Singapore (Thomson Financial) - Tourism revenues in the Asia-Pacific region are expected to surpass 4.6 trillion US dollars by 2010 and visitor arrivals should reach close to half a billion people, an industry association said Wednesday.
A US recession is likely to affect the industry, but strong growth in key Asian economies such as China and South Korea will drive regional travel demand, the Pacific Asia Travel Association (PATA) said.
Despite high oil prices, stock market volatility and the impact of a possible US recession, travel arrivals are expected to increase between 7.0 and 8.0 percent annualy during the period, PATA said in releasing its forecasts for 2008-2010.
PATA director John Koldowski said as much as two-thirds of all international arrivals in Asia-Pacific are generated from within the region.
"Due to the global nature of the business, Asian markets will inevitably be impacted by a slowdown in the US economy triggered by the credit crunch," Koldowski said.
"However, the medium-term outlook for most Asian economies is very strong with growth rates well above world averages."
Localized issues and conflicts, including political and civil unrest in some countries, are a bigger danger to tourism growth, he said. Asked if the unrest in Tibet will have an impact on arrival numbers for China, which is hosting the 2008 Olympic Games in August, Koldowski said: "We don't think so because what we're really looking at here is a three-year window and there would be some spikes and falls through that period."
China is forecast to receive 143 million travelers this year, rising to 154.23 million in 2009 and 163.28 million in 2010, up from 124.94 million in 2006. Hong Kong is expected to welcome 35.85 million visitors and Singapore 12.11 million in 2010. The only country expected to record negative growth during the three-year period is Sri Lanka, PATA said. Rapid growth in low-cost air travel, moves to liberalize aviation, stronger Asia Pacific economies, China's hosting of the 2008 Olympics and massive casino projects in Macau and Singapore are among the key drivers for travel growth, Koldowski said.
Rising aircraft deliveries and the introduction of new models such as the Airbus A380, the world's biggest airliner, and Boeing Co's 787 Dreamliner will help the industry meet demand, he said. US aircraft-maker Boeing said last month that airlines in South and Southeast Asia are expected to order more than 3,000 planes worth 103 billion US dollars in the next 20 years, with India, Indonesia and Malaysia as key growth drivers.

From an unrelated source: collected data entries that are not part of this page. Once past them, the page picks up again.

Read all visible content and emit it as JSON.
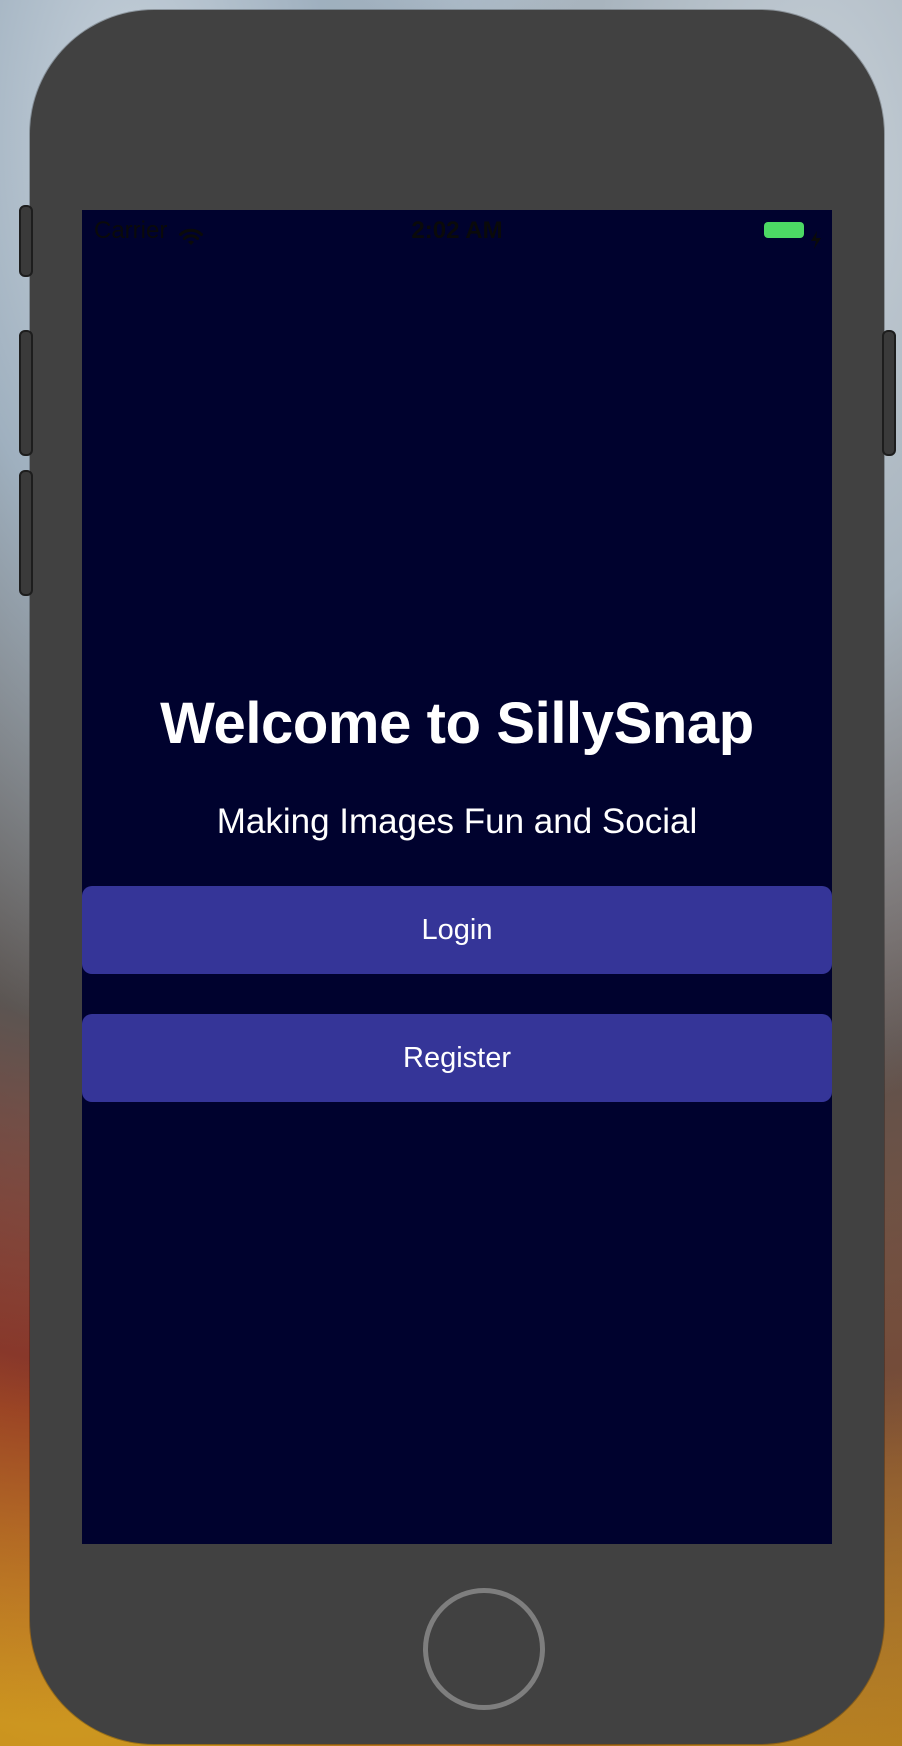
{
  "status_bar": {
    "carrier": "Carrier",
    "time": "2:02 AM",
    "icons": [
      "wifi-icon",
      "battery-icon",
      "charging-bolt-icon"
    ],
    "battery_color": "#4cd964"
  },
  "welcome": {
    "title": "Welcome to SillySnap",
    "subtitle": "Making Images Fun and Social"
  },
  "buttons": {
    "login_label": "Login",
    "register_label": "Register"
  },
  "colors": {
    "screen_background": "#00022e",
    "button_background": "#353598",
    "text": "#ffffff",
    "device_frame": "#414141"
  }
}
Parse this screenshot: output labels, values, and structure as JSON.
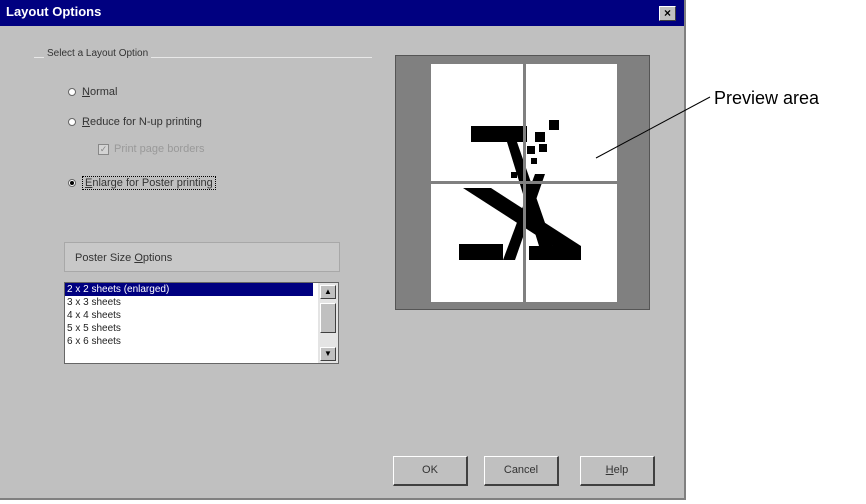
{
  "window": {
    "title": "Layout Options",
    "close_label": "×"
  },
  "layout_group": {
    "label": "Select a Layout Option",
    "options": [
      {
        "underline": "N",
        "rest": "ormal",
        "selected": false
      },
      {
        "underline": "R",
        "rest": "educe for N-up printing",
        "selected": false
      },
      {
        "underline": "E",
        "rest": "nlarge for Poster printing",
        "selected": true
      }
    ],
    "checkbox": {
      "label": "Print page borders",
      "checked": true,
      "enabled": false
    }
  },
  "poster_size": {
    "label_prefix": "Poster Size ",
    "label_underline": "O",
    "label_rest": "ptions",
    "items": [
      "2 x 2 sheets (enlarged)",
      "3 x 3 sheets",
      "4 x 4 sheets",
      "5 x 5 sheets",
      "6 x 6 sheets"
    ],
    "selected_index": 0
  },
  "buttons": {
    "ok": "OK",
    "cancel": "Cancel",
    "help_underline": "H",
    "help_rest": "elp"
  },
  "callout": {
    "label": "Preview area"
  },
  "colors": {
    "titlebar": "#000080",
    "dialog_bg": "#c0c0c0",
    "selection": "#000080"
  }
}
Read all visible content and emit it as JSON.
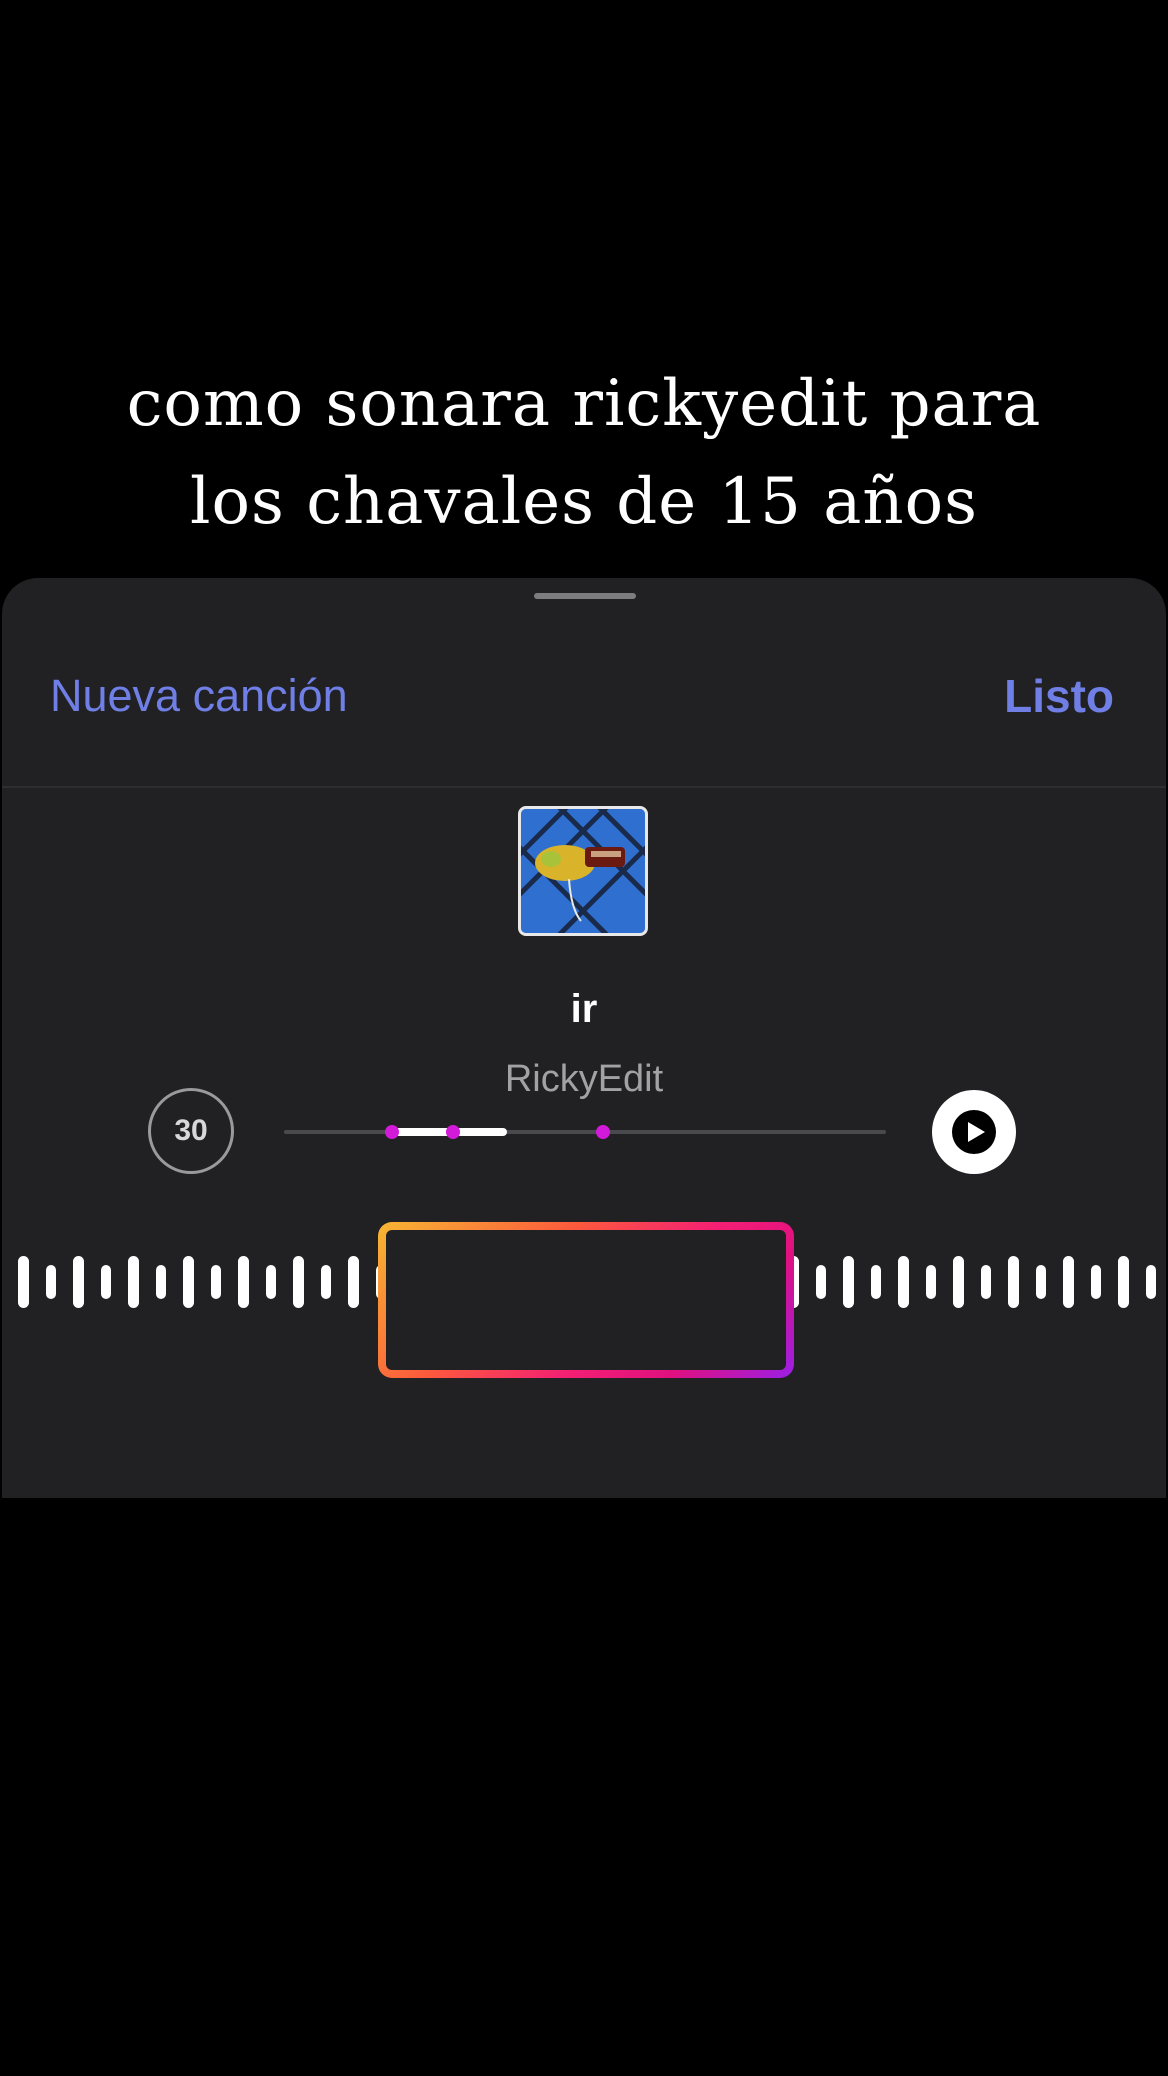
{
  "caption": {
    "line1": "como sonara rickyedit para",
    "line2": "los chavales de 15 años"
  },
  "header": {
    "new_song_label": "Nueva canción",
    "done_label": "Listo"
  },
  "track": {
    "title": "ir",
    "artist": "RickyEdit",
    "clip_duration": "30",
    "selection_start_fraction": 0.18,
    "selection_end_fraction": 0.37,
    "markers_fractions": [
      0.18,
      0.28,
      0.53
    ]
  },
  "colors": {
    "accent": "#6f7fe6",
    "sheet_background": "#212123",
    "marker": "#d21ad8",
    "selection_gradient": [
      "#f7b733",
      "#fc5a3c",
      "#f41f74",
      "#9a1fe8"
    ]
  },
  "icons": {
    "play": "play-icon",
    "grabber": "sheet-grabber"
  }
}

Airbus also said during the Singapore Airshow last month more than half of the orders this year for the A380 superjumbos are expected to come from Asia. More than 1,200 hotels were under construction in Asia-Pacific as of last year, adding almost 367,000 rooms when they are completed, PATA said. By 2010, international tourist arrivals to the Asia-Pacific region are expected to reach 463.34 million, nearly double the 245 million in 2000, it said.